奈良県にある高松塚古墳から発見された極彩色壁画の保存施設を、同じ明日香村の中にある国立明日香歴史公園と一体化して整備する計画が発表されました。
高松塚古墳からは石室が発見され、その石室は密閉されている状態でした。
中がどうなっているか穴を開けて調べたところ、壁画が描かれていることがわかりました。
ところが石室内に外部から空気が入り込んだため、壁画に急激にカビが生える結果となってしまいました。
そのため急遽石室を開け、中の壁画を剥ぎ取って保存していました。
高松塚古墳の石室には、いわゆる飛鳥美人と呼ばれる女子群像や、風水に基づく四神が描かれていました。
四神というのは、北は玄武、東は青龍、南は朱雀、西は白虎と、それぞれの方角を守る神様をいいます。
平城京や平安京も四神相応の地に建設されたと考えられます。
そのため、最近記事に書いた木簡が出土した平城宮の朱雀門も平城宮の南側にあるということがわかります。
この四神に守られる形で石室に納められていた人は、相当高貴な身分だったと考えられます。

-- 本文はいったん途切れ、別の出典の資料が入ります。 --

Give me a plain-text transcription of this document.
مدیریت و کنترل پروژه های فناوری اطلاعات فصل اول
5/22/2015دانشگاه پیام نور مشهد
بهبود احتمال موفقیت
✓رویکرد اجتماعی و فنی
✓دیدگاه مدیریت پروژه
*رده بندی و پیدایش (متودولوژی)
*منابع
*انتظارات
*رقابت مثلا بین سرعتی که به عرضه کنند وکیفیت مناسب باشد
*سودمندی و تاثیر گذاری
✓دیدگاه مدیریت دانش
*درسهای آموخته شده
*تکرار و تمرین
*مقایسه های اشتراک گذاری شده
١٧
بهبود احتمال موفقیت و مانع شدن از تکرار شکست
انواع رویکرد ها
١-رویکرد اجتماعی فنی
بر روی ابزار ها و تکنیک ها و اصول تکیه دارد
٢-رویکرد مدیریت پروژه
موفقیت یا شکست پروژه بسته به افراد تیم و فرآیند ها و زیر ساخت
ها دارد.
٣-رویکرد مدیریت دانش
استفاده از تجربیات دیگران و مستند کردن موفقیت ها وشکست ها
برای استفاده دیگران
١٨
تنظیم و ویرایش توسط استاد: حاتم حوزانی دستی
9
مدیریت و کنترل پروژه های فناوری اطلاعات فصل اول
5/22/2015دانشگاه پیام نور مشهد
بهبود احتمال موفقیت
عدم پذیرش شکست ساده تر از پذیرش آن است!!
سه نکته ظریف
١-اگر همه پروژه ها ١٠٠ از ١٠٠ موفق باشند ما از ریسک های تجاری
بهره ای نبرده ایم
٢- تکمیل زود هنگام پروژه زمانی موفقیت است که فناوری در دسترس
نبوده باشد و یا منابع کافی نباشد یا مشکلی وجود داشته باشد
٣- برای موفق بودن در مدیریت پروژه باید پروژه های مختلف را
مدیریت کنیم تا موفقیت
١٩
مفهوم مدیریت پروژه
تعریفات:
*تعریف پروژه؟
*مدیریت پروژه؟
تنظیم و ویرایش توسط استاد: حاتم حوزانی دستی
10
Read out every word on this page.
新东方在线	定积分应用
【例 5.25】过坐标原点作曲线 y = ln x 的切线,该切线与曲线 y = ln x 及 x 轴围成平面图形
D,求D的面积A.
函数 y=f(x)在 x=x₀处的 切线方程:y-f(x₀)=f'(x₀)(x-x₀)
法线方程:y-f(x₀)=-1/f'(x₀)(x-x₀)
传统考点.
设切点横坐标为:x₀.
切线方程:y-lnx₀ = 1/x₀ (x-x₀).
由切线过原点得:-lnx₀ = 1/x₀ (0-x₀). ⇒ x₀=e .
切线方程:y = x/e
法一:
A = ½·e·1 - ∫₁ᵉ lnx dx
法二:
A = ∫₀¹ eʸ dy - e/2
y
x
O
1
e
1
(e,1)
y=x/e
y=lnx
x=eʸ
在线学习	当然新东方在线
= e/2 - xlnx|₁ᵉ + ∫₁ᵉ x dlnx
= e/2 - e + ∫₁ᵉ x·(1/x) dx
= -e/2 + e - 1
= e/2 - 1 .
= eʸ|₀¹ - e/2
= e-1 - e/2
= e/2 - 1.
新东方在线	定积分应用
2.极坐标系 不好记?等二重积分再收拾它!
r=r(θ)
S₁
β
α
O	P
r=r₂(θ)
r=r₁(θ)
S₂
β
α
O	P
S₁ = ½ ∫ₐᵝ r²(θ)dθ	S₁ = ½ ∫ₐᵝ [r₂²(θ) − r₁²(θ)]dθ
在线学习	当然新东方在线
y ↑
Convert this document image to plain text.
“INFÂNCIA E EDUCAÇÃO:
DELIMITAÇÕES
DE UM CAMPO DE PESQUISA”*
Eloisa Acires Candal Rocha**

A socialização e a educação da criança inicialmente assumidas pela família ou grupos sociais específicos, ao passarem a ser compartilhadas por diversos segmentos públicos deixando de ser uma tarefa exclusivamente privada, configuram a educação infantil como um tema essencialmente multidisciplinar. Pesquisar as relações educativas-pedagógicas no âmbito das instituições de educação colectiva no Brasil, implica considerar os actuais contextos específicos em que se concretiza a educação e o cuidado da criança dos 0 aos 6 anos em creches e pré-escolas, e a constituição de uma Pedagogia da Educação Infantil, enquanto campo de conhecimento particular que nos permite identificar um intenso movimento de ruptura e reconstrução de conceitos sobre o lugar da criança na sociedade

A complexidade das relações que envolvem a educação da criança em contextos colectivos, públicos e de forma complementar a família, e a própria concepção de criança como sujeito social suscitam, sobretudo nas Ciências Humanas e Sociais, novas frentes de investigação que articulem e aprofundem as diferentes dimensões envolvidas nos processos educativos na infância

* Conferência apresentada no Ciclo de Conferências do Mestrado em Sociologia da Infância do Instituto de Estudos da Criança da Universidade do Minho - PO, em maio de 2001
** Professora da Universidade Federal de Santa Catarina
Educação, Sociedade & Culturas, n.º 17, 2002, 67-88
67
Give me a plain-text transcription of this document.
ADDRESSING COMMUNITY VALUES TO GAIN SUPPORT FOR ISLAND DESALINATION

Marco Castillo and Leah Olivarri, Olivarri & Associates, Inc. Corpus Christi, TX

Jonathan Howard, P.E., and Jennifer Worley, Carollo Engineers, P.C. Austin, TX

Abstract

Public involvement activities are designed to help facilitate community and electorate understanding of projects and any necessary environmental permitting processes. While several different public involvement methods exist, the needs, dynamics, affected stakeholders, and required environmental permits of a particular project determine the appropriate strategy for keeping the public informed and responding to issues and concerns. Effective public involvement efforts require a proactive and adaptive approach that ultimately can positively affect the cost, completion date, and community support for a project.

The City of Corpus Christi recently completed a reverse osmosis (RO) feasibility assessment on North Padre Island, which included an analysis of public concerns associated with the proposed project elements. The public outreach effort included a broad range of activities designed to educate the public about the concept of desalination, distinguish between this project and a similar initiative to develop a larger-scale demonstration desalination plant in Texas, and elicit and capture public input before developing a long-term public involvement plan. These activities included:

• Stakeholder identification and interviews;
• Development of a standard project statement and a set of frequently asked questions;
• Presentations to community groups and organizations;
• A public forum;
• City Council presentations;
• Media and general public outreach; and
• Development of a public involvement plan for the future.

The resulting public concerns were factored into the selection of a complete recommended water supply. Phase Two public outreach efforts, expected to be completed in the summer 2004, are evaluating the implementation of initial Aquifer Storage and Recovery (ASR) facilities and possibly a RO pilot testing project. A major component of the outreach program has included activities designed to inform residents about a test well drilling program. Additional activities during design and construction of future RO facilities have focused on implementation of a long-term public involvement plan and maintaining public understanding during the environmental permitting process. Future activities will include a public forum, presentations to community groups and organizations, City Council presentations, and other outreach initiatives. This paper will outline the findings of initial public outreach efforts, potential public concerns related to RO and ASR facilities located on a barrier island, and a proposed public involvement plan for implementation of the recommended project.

密閉されていたため綺麗に保存されていた壁画が、カビだらけになってしまったことは残念ですが、少しでも良い状態で保存を続けられるようにしたものです。
移動させる距離が短くなるよう、今回明日香村内の歴史施設と統合して保管する計画が持ち上がったのです。
アスカという何処か異国情緒のある響きの地名と、明日香にかかる枕詞「飛ぶ鳥の」から、この地には吉兆を表す鳥にまつわる宮があったことが伺えます。